Serviettes de table et napperons griffonnés s’amoncellent à côté du téléviseur. Je ne l’ouvre jamais. Ce que devient le monde m’échappe. J’ai épuisé l’encre des trois stylos-billes à l’effigie de l’hôtel. Ma vie s’écrit sur des feuilles volantes, on tient à si peu. Le plastique des stylos est grugé jusqu’à la moelle. Il manque un bouchon. N’est pas dans le tiroir, pas dans la poche. Ni sous les papiers chiffonnés ni derrière la commode. Il me faut ce bouchon, recouvrir la bille avant que l’encre ne sèche. Ce bouchon, maintenant. Qu’adviendra-t-il sinon.

Des fois, la conviction que c’est la fin, au creux de la poitrine.

Je cherche un mot pour résumer ma vie au cas où elle ne me dirait plus rien. Comment est-ce qu’on dit C’était beau et je recommencerais s’il le fallait, en un seul mot? Quelque chose comme bleu. Ça sonne bien, ça sonne grand. Je n’ai jamais pensé au suicide, sinon comme à une preuve de ma liberté. Parce que la possibilité existe, j’existe encore plus. Si je le décide, avant qu’il ne me tombe sur la tête, crever le ciel comme une flèche, je pourrais faire ça. Sauter reste une hypothèse, une idée en l’air, je me sens bien ici. Ce qui me rend légère, c’est de savoir que j’en aurais le pouvoir. Une vague de chaleur monte le long de ma gorge quand j’y pense. Je pourrais me tuer. Le dernier mot m’appartient. Les mots ne servent plus à grand-chose, mais le dernier compte. Dans ma chute, j’ignore ce que je crierais, s’il fallait un mot, un seul. Ils ont installé des grillages noirs dans les fenêtres de l’hôtel. Ici on ne respire que l’air climatisé ou l’air réchauffé des calorifères. Mais on ne meurt pas.
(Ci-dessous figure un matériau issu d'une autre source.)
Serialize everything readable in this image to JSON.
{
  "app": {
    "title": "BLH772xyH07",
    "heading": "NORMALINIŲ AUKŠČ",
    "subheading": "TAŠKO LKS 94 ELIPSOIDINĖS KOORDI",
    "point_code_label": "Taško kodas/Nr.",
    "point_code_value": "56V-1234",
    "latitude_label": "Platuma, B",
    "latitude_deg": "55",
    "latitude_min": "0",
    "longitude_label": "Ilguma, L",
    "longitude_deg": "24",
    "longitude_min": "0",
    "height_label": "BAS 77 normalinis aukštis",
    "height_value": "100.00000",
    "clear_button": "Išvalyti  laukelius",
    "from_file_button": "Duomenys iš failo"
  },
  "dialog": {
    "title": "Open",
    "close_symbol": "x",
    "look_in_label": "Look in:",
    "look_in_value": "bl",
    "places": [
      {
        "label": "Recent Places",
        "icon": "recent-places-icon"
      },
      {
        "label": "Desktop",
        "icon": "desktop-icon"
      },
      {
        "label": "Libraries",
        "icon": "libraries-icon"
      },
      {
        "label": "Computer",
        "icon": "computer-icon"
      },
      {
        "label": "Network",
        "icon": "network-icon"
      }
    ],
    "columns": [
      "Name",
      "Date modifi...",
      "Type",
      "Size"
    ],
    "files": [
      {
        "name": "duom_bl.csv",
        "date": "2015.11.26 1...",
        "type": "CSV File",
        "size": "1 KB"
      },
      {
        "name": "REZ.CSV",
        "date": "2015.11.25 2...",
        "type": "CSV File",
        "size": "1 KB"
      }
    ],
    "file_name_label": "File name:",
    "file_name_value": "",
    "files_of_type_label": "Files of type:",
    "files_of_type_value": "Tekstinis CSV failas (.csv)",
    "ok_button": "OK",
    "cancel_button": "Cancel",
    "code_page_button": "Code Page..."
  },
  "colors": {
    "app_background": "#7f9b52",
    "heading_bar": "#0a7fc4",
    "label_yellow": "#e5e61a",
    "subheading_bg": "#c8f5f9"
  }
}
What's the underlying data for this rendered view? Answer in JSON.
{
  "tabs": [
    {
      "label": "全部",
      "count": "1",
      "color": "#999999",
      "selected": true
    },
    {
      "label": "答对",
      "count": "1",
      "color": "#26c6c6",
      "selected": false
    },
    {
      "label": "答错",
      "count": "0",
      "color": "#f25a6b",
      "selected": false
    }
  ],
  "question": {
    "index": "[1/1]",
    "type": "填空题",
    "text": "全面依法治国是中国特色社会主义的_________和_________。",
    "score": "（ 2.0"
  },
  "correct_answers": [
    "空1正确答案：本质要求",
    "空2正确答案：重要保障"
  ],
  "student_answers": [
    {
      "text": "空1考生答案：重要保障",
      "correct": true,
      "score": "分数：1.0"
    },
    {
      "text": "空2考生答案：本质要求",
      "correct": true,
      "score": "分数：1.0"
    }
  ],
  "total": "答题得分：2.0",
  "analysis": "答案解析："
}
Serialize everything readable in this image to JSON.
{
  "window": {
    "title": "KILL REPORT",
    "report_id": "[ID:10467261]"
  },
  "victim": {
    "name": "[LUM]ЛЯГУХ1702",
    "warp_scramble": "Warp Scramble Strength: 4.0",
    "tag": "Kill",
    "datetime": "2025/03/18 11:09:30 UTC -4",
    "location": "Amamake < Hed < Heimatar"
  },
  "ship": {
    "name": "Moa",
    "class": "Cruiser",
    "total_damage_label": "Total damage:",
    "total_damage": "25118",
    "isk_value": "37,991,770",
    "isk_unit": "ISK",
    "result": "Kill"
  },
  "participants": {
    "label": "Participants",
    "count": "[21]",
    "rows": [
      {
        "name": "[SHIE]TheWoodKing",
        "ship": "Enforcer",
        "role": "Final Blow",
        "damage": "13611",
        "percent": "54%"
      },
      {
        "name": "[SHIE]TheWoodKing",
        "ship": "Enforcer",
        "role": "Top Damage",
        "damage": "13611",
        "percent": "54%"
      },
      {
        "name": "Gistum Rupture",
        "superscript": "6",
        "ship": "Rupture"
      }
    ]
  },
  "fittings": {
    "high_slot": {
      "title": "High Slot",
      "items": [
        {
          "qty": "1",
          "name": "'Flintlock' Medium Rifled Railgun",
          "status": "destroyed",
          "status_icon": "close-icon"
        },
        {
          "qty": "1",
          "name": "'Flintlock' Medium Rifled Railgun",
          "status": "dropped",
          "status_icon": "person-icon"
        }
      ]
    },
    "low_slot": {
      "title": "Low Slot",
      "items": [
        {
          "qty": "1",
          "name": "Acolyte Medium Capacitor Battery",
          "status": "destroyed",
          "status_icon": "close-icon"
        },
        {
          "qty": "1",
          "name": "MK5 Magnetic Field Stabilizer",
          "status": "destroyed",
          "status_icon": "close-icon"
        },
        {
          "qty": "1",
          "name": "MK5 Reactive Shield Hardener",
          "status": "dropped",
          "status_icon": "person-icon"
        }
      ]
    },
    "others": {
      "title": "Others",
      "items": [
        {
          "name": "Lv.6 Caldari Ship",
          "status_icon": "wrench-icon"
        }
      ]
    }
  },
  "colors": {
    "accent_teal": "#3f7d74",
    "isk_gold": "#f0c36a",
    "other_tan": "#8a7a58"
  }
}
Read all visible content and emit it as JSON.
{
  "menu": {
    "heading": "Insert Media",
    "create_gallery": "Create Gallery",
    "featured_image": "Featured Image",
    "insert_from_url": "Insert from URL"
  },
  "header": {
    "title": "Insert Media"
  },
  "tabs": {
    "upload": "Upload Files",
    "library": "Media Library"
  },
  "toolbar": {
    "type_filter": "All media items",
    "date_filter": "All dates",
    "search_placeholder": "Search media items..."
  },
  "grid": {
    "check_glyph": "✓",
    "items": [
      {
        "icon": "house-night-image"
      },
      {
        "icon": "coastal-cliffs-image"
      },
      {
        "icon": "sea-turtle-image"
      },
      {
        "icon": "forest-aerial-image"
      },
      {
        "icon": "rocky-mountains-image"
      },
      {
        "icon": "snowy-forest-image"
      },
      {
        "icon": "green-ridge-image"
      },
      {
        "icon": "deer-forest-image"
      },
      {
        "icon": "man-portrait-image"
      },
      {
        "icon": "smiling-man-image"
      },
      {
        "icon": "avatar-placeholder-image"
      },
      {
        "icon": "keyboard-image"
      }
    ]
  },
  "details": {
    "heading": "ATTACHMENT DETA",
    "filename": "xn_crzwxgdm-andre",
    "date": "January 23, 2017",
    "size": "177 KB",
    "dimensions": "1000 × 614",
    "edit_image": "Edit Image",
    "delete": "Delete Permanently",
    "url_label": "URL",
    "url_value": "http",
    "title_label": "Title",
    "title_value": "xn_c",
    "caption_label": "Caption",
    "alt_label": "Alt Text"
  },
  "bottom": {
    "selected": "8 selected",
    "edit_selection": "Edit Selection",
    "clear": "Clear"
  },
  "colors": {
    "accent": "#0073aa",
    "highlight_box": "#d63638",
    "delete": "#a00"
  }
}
La chambre est un désordre, mes vêtements pendent sur la chaise droite. Je ne fais pas le lit, les draps en forme de chaos témoignent de ma disponibilité nouvelle. Je tire les rideaux seulement le soir pour laisser entrer la lumière des réverbères. Celle du jour goûte trop cru. Je préfère le blanc sur le noir, les mots ne servent plus à grand-chose. Je ne t’ai pas donné d’explication, je suis partie quoi. Mes raisons n’ont rien d’original, je suis partie comme tout le monde, n’ai même pas essayé d’en faire une date importante. Je suis partie au jour zéro.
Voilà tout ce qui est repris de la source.